As mentioned above, on Windows you may need to rename your llamafile by
adding .exe
to the filename.
Also as mentioned above, Windows also has a maximum file size limit of 4GB for executables. The LLaVA server executable above is just 30MB shy of that limit, so it'll work on Windows, but with larger models like WizardCoder 13B, you need to store the weights in a separate file. An example is provided above; see "Using llamafile with external weights."
On WSL, it's recommended that the WIN32 interop feature be disabled:
sudo sh -c "echo -1 > /proc/sys/fs/binfmt_misc/WSLInterop"

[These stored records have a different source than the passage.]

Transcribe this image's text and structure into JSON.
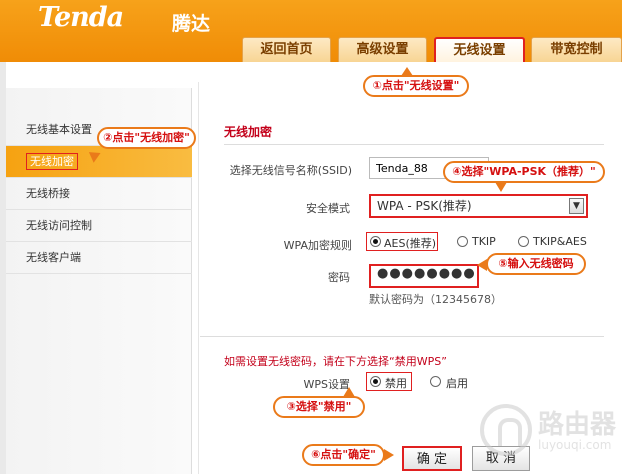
{
  "header": {
    "logo": "Tenda",
    "logo_cn": "腾达",
    "tabs": [
      {
        "label": "返回首页"
      },
      {
        "label": "高级设置"
      },
      {
        "label": "无线设置"
      },
      {
        "label": "带宽控制"
      }
    ]
  },
  "sidebar": {
    "items": [
      {
        "label": "无线基本设置"
      },
      {
        "label": "无线加密"
      },
      {
        "label": "无线桥接"
      },
      {
        "label": "无线访问控制"
      },
      {
        "label": "无线客户端"
      }
    ]
  },
  "form": {
    "section_title": "无线加密",
    "ssid_label": "选择无线信号名称(SSID)",
    "ssid_value": "Tenda_88",
    "mode_label": "安全模式",
    "mode_value": "WPA - PSK(推荐)",
    "rule_label": "WPA加密规则",
    "rule_options": [
      "AES(推荐)",
      "TKIP",
      "TKIP&AES"
    ],
    "password_label": "密码",
    "password_value": "●●●●●●●●",
    "password_hint": "默认密码为（12345678）",
    "wps_note": "如需设置无线密码，请在下方选择“禁用WPS”",
    "wps_label": "WPS设置",
    "wps_options": [
      "禁用",
      "启用"
    ]
  },
  "buttons": {
    "ok": "确 定",
    "cancel": "取 消"
  },
  "callouts": {
    "c1": "①点击\"无线设置\"",
    "c2": "②点击\"无线加密\"",
    "c3": "③选择\"禁用\"",
    "c4": "④选择\"WPA-PSK（推荐）\"",
    "c5": "⑤输入无线密码",
    "c6": "⑥点击\"确定\""
  },
  "watermark": {
    "text_cn": "路由器",
    "url": "luyouqi.com"
  }
}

On any platform, if your llamafile process is immediately killed, check if you have CrowdStrike and then ask to be whitelisted.
llamafile supports the following operating systems, which require a minimum stock install:
- Linux 2.6.18+ (ARM64 or AMD64) i.e. any distro RHEL5 or newer
- macOS 15.6+ (ARM64 or AMD64, with GPU only supported on ARM64)
- Windows 8+ (AMD64)
- FreeBSD 13+ (AMD64, GPU should work in theory)
- NetBSD 9.2+ (AMD64, GPU should work in theory)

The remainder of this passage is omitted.